Our destination was our second WarmShowers stay in a row, very unusual for us, but a surprising lack of other on-route accomodations at our distances, combined with the not-heavy usage of this route (Adventure Cycling’s Northern Tier route cuts across New England further south) meant a WarmShowers felt like a good choice.
And Glenn and Rhonda’s place definitely was a good choice! “Camps” (aka summer vacation homes) surround Miles Pond, but they were one of the few in the community who have settled into year-round living. We arrived to find Glenn in the water, working on his small sailboat. We soon joined him, making it two “unique” showers at our two WarmShowers hosts. It was a refreshment both necessary and entirely sufficient. We had great conversation first in the water (Glenn is a doctor with a lot of curiosity about things outside his field), and then up on their unique rock-enclosed putting-green dock, with some refreshing beverages.
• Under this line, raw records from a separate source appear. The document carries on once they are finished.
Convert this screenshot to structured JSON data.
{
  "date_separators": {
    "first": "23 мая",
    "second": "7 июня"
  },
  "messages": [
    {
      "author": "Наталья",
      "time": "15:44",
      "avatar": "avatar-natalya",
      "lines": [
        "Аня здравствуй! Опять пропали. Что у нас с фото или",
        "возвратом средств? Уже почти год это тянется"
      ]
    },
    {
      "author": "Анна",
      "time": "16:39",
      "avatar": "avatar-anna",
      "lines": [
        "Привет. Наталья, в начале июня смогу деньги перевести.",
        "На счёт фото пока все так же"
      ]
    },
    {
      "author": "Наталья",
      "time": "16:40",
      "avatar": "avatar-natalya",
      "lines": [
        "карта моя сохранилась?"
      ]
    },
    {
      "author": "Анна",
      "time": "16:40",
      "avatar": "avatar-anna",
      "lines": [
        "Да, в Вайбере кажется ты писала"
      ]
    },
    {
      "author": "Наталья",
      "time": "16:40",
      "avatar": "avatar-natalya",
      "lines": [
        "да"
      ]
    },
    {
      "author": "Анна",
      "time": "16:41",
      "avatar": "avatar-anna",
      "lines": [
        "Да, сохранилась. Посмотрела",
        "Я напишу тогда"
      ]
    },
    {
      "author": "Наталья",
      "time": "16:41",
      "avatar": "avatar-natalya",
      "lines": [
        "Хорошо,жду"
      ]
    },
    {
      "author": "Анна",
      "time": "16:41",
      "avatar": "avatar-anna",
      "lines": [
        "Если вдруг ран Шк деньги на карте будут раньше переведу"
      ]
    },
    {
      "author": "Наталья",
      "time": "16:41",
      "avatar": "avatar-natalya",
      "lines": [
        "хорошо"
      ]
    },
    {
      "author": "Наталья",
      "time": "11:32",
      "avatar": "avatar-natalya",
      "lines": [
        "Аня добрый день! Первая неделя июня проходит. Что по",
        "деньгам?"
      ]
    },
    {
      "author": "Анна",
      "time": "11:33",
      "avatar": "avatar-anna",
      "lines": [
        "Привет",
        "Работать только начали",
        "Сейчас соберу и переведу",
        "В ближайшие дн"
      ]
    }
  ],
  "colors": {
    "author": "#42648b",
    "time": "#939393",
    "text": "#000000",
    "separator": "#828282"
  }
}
Their property (equally gorgeous but quite different from last night’s stay) tumbles down to the water in stages, and we got our own under-garage half-in-the-earth guest room near the top (with the earth making it cooler than the main house and making our hosts slightly jealous!) We were on our own for dinner again, which honestly makes me feel like less of a leech, but shared in their dessert on their deck. Rhonda (a nurse), in a couple of brief anecdotes, unintentionally summarized for us one-nighters what it feels like to live in this community for a season, or a year: 1) the winner of the community calendar photo contest gets a free calendar as their prize, and 2) there is a boat-based band that floats by on the 4th of July called the “Pon Tunes”. Yup, sounds like a pretty great place, and once again we feel so lucky to get a glimpse inside simply because we’re idiots who ride our bicycles from pretty great place to pretty great place. Especially since Glenn and Rhonda themselves aren’t yet those sort of idiots; their cross-country ride is still in the early-planning Adventure Cycling-inspired stage, and hopefully we provided at least a little inspiration in exchange for their generosity.